Let’s look at some stats:
HUMMUS | GUACAMOLE | |
Serving size | 1 serving (approx. 100g) | 1 serving (approx. 100g) |
Calories | 166kcal | 150kcal |
Protein | 8g | 2g |
Fat | 10g | 13g |
Saturated fatty acids | 1g | 2g |
Mono-unsaturated fatty acids | 4g | 8g |
Carbohydrates | 14g | 9g |
Fibre | 6g | 6g |
Vitamin A | 30IU | 449IU |
Vitamin C | 0mg | 13mg |
Folate | 83mcg | 78mcg |
Potassium | 228mg | 452mg |
Here are some highlights:
- They are similar in terms of total fat and calories but guacamole has higher levels of mono-unsaturated fatty acids (MUFA). MUFAs may lower your cholesterol and help regulate your blood sugar levels.
- Hummus has a higher protein content, which may help you feel fuller for longer.
- Both are good sources of fibre and folate but guacamole is higher in potassium. Potassium helps regulate your blood pressure and prevent hypertension.

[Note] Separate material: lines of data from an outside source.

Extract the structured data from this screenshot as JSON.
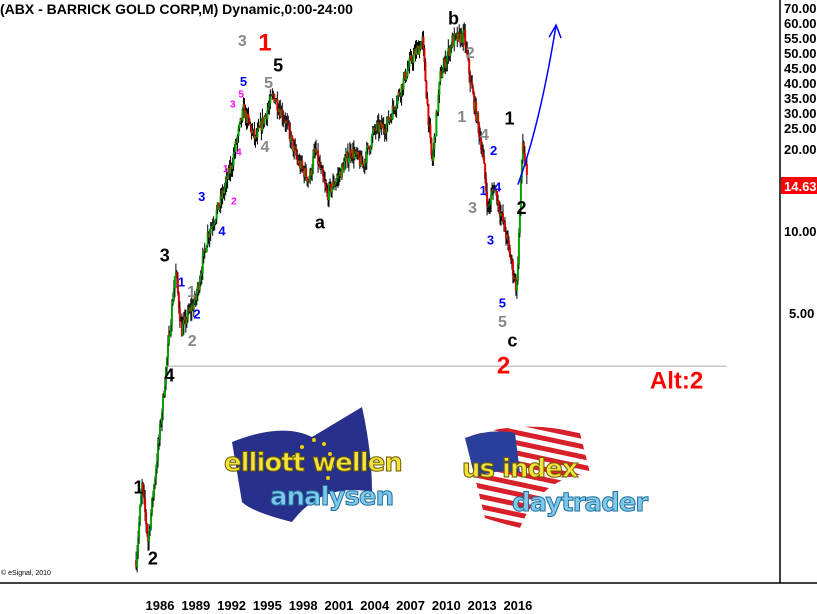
{
  "title": "(ABX - BARRICK GOLD CORP,M) Dynamic,0:00-24:00",
  "copyright": "© eSignal, 2010",
  "logos": [
    {
      "line1": "elliott wellen",
      "line2": "analysen"
    },
    {
      "line1": "us index",
      "line2": "daytrader"
    }
  ],
  "chart_data": {
    "type": "candlestick",
    "title": "(ABX - BARRICK GOLD CORP,M) Dynamic,0:00-24:00",
    "y_scale": "log",
    "grid": false,
    "x_ticks": [
      "1986",
      "1989",
      "1992",
      "1995",
      "1998",
      "2001",
      "2004",
      "2007",
      "2010",
      "2013",
      "2016"
    ],
    "y_ticks": [
      "70.00",
      "60.00",
      "55.00",
      "50.00",
      "45.00",
      "40.00",
      "35.00",
      "30.00",
      "25.00",
      "20.00",
      "10.00",
      "5.00"
    ],
    "last_price": "14.63",
    "last_price_color": "#ff0000",
    "up_color": "#00a000",
    "down_color": "#e00000",
    "price_path": [
      [
        1984.0,
        0.62
      ],
      [
        1984.5,
        1.16
      ],
      [
        1985.0,
        0.73
      ],
      [
        1986.0,
        1.86
      ],
      [
        1986.5,
        3.1
      ],
      [
        1987.3,
        7.2
      ],
      [
        1987.8,
        4.3
      ],
      [
        1988.5,
        5.1
      ],
      [
        1989.0,
        5.6
      ],
      [
        1990.0,
        9.7
      ],
      [
        1991.0,
        12.5
      ],
      [
        1992.0,
        17.5
      ],
      [
        1993.0,
        27.8
      ],
      [
        1994.0,
        21.6
      ],
      [
        1995.5,
        31.6
      ],
      [
        1996.5,
        25.6
      ],
      [
        1997.5,
        18.2
      ],
      [
        1998.5,
        15.4
      ],
      [
        1999.0,
        19.8
      ],
      [
        2000.0,
        13.6
      ],
      [
        2001.0,
        16.0
      ],
      [
        2002.0,
        19.8
      ],
      [
        2003.0,
        17.5
      ],
      [
        2004.0,
        23.5
      ],
      [
        2005.0,
        24.5
      ],
      [
        2006.0,
        31.6
      ],
      [
        2007.0,
        42.0
      ],
      [
        2008.0,
        50.0
      ],
      [
        2008.8,
        17.5
      ],
      [
        2009.5,
        37.0
      ],
      [
        2010.5,
        50.0
      ],
      [
        2011.5,
        52.0
      ],
      [
        2012.0,
        36.0
      ],
      [
        2013.0,
        20.0
      ],
      [
        2013.5,
        12.0
      ],
      [
        2014.0,
        14.7
      ],
      [
        2015.0,
        9.7
      ],
      [
        2015.9,
        6.1
      ],
      [
        2016.4,
        21.6
      ],
      [
        2016.8,
        14.63
      ]
    ],
    "horizontal_line": {
      "price": 3.19,
      "from": 1986.4,
      "to": 2033.5
    },
    "projection_arrow": {
      "from": [
        2016.0,
        14.8
      ],
      "to": [
        2019.2,
        57
      ],
      "color": "#0000ff"
    },
    "wave_colors": {
      "black": "#000000",
      "gray": "#888888",
      "blue": "#0000ff",
      "magenta": "#ff00ff",
      "red": "#ff0000"
    },
    "annotations": [
      {
        "text": "1",
        "color": "red",
        "size": "xl",
        "x": 1994.8,
        "y": 49.4
      },
      {
        "text": "5",
        "color": "black",
        "size": "l",
        "x": 1994.9,
        "y": 40.6
      },
      {
        "text": "3",
        "color": "gray",
        "size": "m",
        "x": 1992.9,
        "y": 50.2
      },
      {
        "text": "5",
        "color": "blue",
        "size": "s",
        "x": 1993.0,
        "y": 35.5
      },
      {
        "text": "5",
        "color": "magenta",
        "size": "xs",
        "x": 1992.8,
        "y": 31.8
      },
      {
        "text": "3",
        "color": "magenta",
        "size": "xs",
        "x": 1992.1,
        "y": 29.3
      },
      {
        "text": "5",
        "color": "gray",
        "size": "m",
        "x": 1995.1,
        "y": 35.2
      },
      {
        "text": "4",
        "color": "magenta",
        "size": "xs",
        "x": 1992.6,
        "y": 19.5
      },
      {
        "text": "4",
        "color": "gray",
        "size": "m",
        "x": 1994.8,
        "y": 20.5
      },
      {
        "text": "1",
        "color": "magenta",
        "size": "xs",
        "x": 1991.5,
        "y": 17.0
      },
      {
        "text": "2",
        "color": "magenta",
        "size": "xs",
        "x": 1992.2,
        "y": 12.9
      },
      {
        "text": "3",
        "color": "blue",
        "size": "s",
        "x": 1989.5,
        "y": 13.4
      },
      {
        "text": "4",
        "color": "blue",
        "size": "s",
        "x": 1991.2,
        "y": 10.0
      },
      {
        "text": "3",
        "color": "black",
        "size": "l",
        "x": 1986.4,
        "y": 8.16
      },
      {
        "text": "1",
        "color": "blue",
        "size": "s",
        "x": 1987.8,
        "y": 6.5
      },
      {
        "text": "1",
        "color": "gray",
        "size": "m",
        "x": 1987.3,
        "y": 6.0
      },
      {
        "text": "2",
        "color": "blue",
        "size": "s",
        "x": 1989.1,
        "y": 4.96
      },
      {
        "text": "2",
        "color": "gray",
        "size": "m",
        "x": 1988.7,
        "y": 3.98
      },
      {
        "text": "4",
        "color": "black",
        "size": "l",
        "x": 1986.8,
        "y": 2.96
      },
      {
        "text": "1",
        "color": "black",
        "size": "l",
        "x": 1984.2,
        "y": 1.15
      },
      {
        "text": "2",
        "color": "black",
        "size": "l",
        "x": 1985.4,
        "y": 0.63
      },
      {
        "text": "a",
        "color": "black",
        "size": "l",
        "x": 1999.4,
        "y": 10.8
      },
      {
        "text": "b",
        "color": "black",
        "size": "l",
        "x": 2010.6,
        "y": 60.5
      },
      {
        "text": "2",
        "color": "gray",
        "size": "m",
        "x": 2012.0,
        "y": 45.4
      },
      {
        "text": "1",
        "color": "gray",
        "size": "m",
        "x": 2011.3,
        "y": 26.4
      },
      {
        "text": "4",
        "color": "gray",
        "size": "m",
        "x": 2013.2,
        "y": 22.7
      },
      {
        "text": "2",
        "color": "blue",
        "size": "s",
        "x": 2013.8,
        "y": 19.8
      },
      {
        "text": "1",
        "color": "blue",
        "size": "s",
        "x": 2013.1,
        "y": 14.1
      },
      {
        "text": "4",
        "color": "blue",
        "size": "s",
        "x": 2014.3,
        "y": 14.5
      },
      {
        "text": "3",
        "color": "gray",
        "size": "m",
        "x": 2012.2,
        "y": 12.2
      },
      {
        "text": "3",
        "color": "blue",
        "size": "s",
        "x": 2013.7,
        "y": 9.27
      },
      {
        "text": "5",
        "color": "blue",
        "size": "s",
        "x": 2014.7,
        "y": 5.44
      },
      {
        "text": "5",
        "color": "gray",
        "size": "m",
        "x": 2014.7,
        "y": 4.67
      },
      {
        "text": "c",
        "color": "black",
        "size": "l",
        "x": 2014.7,
        "y": 3.98
      },
      {
        "text": "2",
        "color": "red",
        "size": "xl",
        "x": 2014.8,
        "y": 3.22
      },
      {
        "text": "1",
        "color": "black",
        "size": "l",
        "x": 2015.3,
        "y": 26.0
      },
      {
        "text": "2",
        "color": "black",
        "size": "l",
        "x": 2016.3,
        "y": 12.2
      },
      {
        "text": "Alt:2",
        "color": "red",
        "size": "xl",
        "x": 2029.3,
        "y": 2.84
      }
    ]
  }
}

- Guacamole also contains significant amounts of Vitamins A and C, whereas there is very little of these in hummus.
OUR WINNER: Guacamole!
Both hummus and guacamole are good sources of dietary fibre and folate. However, we have to hand it to guacamole for its higher content of heart-healthy mono-unsaturated fats, Vitamins C and A, and potassium. High levels of potassium can help reduce the risk of high blood pressure, heart disease or stroke. Folate also helps lower the risk of heart attacks, making guacamole a very heart-friendly food!
Having said that, what the table above does not show you is that hummus is also a good source of essential micronutrients such as copper and manganese, which play important roles in anti-oxidant reactions within the body. So make sure to include both as part of a healthy diet. Just remember that they are high in fat and calories, so watch your portion size or go for reduced fat versions if you are watching your weight.